Trump’s daddy issues are nothing new. Despite Mary’s insistence that the media has failed to cover the issues she writes about in this book, the truth is that no political figure in modern history has received more negative attention or had more obvious flaws. Mary can twist the knife in describing Trump’s insecurities—describing him as someone who 'knows he has never been loved'—but this is not a book that will likely change anyone’s mind about the character of the president ... The revelations in Too Much and Never Enough may not change our picture of the president much, but they’ve certainly unnerved him and his siblings. That counts for something.
There are no hidden grudges in this bleak book and there is no hidden agenda. It’s all right out there ... This is not a book full of shocking Trump anecdotes; although there are one or two. It is something else altogether; it’s a psychological profile of a horrible family. And if there is a villain here, it’s not the man who has become the worst US president of the modern era; it’s his dreadful father, Fred Trump ... The reader might decide that the author would be more morally convincing if she had walked away from the money and the family. And it’s true that for all that the book is well-written and unemotive, the author never analyses herself and her motives. Yet running through every chapter is the theme of getting some recognition from this cold, conscienceless family for the tragedy of her father’s life and death.
... a ghastly tale laden with profound dynastic anguish: something like Succession crossed with Bleak House ... There are a few moments of light relief ... This furious book is at once mesmerising and excruciating. It strays too far into politics, on which the author is neither authoritative nor interesting. It has a bitter, naked agenda and the weeping sores left by Mary Trump’s childhood make her a deeply unreliable narrator. And yet she has insights that no biographer can match. She has the anecdotes, the receipts and the battle scars from 55 years as a Trump. And if nothing else she has inherited the family penchant for enacting vengeance with apocalyptic style.

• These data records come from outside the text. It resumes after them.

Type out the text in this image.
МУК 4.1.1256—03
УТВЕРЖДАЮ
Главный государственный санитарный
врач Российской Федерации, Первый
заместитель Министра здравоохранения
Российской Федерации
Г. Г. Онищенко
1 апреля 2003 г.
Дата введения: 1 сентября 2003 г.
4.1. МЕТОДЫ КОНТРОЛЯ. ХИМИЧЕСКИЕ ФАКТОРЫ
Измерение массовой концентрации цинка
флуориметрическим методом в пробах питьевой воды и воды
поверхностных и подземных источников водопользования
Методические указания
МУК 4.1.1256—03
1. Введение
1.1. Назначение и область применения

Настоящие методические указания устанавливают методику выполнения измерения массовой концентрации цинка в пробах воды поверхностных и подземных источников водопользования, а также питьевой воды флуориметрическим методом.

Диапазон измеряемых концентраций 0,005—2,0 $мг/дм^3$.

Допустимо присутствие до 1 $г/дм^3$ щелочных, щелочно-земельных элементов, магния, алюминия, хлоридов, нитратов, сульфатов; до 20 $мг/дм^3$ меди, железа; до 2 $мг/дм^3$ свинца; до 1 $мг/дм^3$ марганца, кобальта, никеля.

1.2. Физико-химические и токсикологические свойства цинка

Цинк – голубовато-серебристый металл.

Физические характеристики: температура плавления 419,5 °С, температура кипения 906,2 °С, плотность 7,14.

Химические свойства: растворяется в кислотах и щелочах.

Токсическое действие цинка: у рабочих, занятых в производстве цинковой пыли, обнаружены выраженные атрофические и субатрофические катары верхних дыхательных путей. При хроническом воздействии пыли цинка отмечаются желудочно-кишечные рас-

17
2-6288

... it goes on, coming to a head in the unbelievable story of Fred Trump’s will. Does Mary Trump, Ph.D., have an ax to grind? Sure. So do we all. Dripping with snideness, vibrating with rage, and gleaming with clarity—a deeply satisfying read.
... a concise and damning account of her family's dysfunctions and their role in shaping her uncle's toxic blend of cruelty, incompetence, and vainglory ... plenty of unflattering anecdotes ... The most harrowing sections deal with Freddy Trump's yearslong decline ... Writing with the sharp eye of a perpetual outsider in her own family, Trump presents a melancholic portrait of their complicity in her uncle's worst behaviors. Readers who despair for President Trump's ability to lead the country out of its current crises will have their worst suspicions confirmed.